Serum creatine kinase levels may be mildly elevated, but often are normal as in our patients. MRI is useful in helping to target affected muscles for biopsy as well as for assessing disease activity. Metzler et al described 2 amyloid myopathy patients with the prominent finding of reticulation of the subcutaneous fat, coupled with negligible signal intensity alterations of the muscle.3 The presence of monoclonal gammopathy usually is the key to identifying these patients as having amyloidosis.
Muscle biopsy is essential in the diagnostic evaluation of possible polymyositis, since metabolic abnormalities, muscular dystrophies, drug-induced changes, inclusion body myopathy, dermatomyositis, and amyloid myopathies. Spuler et al. found that the routine use of Congo red-stained sections increased the frequency of a diagnosis of AM 10-fold. 4 The pathologic diagnosis of polymyositis requires so-called “primary” endomysial inflammation by lymphocytes and macrophages surrounding and infiltrating non-necrotic myofibers. Necrosis, regeneration, and atrophy are also present but are nonspecific. It is important to note that the presence of several mononuclear cells solely in the perimysium does not constitute a diagnosis of polymyositis; indeed, this finding can be observed both in normal subjects and in patients with various myopathies.5, 6 Our patient’s original H&E-stained slide sections showed atrophic changes in muscle fibres, Thioflavin immunofloresence staining showed accumulation of amyloid material.
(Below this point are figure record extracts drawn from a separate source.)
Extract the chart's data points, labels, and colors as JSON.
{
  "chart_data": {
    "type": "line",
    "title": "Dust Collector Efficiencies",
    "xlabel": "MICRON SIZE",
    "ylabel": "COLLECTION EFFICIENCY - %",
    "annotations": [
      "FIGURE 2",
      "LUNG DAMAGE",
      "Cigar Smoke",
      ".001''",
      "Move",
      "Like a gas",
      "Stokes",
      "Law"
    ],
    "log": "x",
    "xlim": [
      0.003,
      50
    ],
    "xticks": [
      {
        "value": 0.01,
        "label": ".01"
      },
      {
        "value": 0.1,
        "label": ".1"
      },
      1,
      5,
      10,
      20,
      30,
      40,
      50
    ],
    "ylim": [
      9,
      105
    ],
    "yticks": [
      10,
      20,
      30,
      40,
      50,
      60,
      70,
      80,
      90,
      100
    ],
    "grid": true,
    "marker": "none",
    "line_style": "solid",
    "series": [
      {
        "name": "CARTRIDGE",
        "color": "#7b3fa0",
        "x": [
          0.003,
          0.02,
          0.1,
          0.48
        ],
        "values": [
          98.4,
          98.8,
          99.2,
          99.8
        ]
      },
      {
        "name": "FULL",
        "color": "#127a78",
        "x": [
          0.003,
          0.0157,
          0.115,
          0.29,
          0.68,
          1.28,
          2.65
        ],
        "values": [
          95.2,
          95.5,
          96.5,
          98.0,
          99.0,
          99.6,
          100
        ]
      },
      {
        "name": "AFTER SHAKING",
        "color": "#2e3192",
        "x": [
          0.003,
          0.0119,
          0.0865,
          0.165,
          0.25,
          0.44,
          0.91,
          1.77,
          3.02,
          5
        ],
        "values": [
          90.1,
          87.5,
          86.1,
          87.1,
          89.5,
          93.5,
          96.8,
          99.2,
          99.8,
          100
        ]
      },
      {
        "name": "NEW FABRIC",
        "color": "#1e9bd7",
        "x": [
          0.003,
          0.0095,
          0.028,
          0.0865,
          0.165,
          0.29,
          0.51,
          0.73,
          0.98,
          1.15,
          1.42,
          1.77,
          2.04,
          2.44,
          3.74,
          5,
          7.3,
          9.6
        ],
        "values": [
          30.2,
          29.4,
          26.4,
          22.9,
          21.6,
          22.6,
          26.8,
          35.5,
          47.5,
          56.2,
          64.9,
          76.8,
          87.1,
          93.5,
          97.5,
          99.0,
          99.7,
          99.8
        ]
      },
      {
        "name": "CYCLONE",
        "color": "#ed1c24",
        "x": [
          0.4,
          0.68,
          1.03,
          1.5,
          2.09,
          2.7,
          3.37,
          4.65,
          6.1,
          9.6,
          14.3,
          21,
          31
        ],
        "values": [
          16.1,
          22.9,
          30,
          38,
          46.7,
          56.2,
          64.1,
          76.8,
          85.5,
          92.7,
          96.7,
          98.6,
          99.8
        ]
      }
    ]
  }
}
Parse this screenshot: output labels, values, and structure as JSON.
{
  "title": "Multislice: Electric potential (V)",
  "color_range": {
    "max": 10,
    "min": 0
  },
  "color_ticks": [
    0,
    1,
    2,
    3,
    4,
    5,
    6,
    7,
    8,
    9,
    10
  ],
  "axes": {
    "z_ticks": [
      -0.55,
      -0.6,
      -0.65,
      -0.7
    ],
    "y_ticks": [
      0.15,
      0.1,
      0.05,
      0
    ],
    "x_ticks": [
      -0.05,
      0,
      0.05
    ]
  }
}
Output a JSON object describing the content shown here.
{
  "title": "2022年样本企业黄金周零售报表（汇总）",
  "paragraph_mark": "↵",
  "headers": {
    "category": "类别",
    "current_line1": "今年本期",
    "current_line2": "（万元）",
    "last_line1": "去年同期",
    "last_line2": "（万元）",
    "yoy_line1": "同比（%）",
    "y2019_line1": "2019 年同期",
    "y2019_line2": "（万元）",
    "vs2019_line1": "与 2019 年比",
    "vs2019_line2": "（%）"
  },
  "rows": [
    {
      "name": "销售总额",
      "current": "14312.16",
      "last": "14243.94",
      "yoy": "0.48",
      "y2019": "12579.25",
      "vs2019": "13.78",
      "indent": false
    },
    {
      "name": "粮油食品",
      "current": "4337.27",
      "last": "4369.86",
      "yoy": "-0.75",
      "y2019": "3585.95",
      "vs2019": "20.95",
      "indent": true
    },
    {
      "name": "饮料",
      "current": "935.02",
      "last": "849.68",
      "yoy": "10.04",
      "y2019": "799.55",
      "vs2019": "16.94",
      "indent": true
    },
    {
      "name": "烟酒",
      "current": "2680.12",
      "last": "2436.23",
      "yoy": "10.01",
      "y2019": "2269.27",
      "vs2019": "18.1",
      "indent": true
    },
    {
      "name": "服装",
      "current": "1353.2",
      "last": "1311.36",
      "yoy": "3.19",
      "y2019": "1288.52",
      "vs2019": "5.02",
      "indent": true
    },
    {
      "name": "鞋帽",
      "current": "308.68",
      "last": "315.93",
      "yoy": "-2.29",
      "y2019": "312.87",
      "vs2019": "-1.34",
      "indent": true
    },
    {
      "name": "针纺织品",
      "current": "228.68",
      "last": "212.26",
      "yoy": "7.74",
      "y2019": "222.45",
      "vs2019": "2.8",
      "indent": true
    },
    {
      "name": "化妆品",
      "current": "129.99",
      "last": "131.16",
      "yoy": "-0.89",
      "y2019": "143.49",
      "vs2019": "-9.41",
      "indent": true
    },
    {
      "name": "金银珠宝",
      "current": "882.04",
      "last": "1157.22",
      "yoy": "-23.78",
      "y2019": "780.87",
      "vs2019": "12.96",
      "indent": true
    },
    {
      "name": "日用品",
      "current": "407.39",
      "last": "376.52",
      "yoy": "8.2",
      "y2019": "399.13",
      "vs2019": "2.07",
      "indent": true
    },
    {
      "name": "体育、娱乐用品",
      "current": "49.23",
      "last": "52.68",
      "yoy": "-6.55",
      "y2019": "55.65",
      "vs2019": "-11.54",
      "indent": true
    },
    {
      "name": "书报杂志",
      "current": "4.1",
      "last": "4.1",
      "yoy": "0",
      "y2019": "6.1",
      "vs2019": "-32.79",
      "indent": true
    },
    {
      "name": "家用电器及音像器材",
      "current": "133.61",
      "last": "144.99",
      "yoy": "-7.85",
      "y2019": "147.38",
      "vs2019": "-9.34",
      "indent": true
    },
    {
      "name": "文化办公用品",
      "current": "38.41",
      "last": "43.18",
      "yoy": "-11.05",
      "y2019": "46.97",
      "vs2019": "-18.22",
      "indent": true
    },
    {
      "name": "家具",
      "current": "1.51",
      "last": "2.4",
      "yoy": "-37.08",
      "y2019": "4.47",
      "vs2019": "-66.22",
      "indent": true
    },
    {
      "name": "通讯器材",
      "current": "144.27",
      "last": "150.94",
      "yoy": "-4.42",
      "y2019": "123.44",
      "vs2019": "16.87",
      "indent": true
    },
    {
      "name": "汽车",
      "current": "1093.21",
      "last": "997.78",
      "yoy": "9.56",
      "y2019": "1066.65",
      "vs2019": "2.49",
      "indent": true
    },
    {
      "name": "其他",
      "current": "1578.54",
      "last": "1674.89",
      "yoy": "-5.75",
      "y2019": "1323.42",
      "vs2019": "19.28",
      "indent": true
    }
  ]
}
Hereditary amyloidosis can be caused by variants of transthyretin (TTR), apolipoprotein AI (apo AI), gelsolin, apolipoprotein AII, fibrinogen and lysosome. 1
The treatment of Systemic amyloidosis depends on cardiac, renal, pulmonary status of individual, low risk patients receive autologous stem cell transplant with melphalan. Cyclophosphamide, Bortezomib and dexamethasone considered if bone marrow and plasma cell infiltration is more than 10%. The prognosis of amyloid myopathy is generally poor, with a mean time until death from onset of symptoms of 21.7 months (range of 2 weeks to 68.4 months). 7
Thus, elderly patients who present with myopathy and dysphagia, weight loss with features suggesting inflammatory myopathy should prompt clinicians to consider a possibility of amyloid myopathy and request staining for amyloidosis, if it is not performed routinely, particularly in those whose biopsy findings are inconclusive.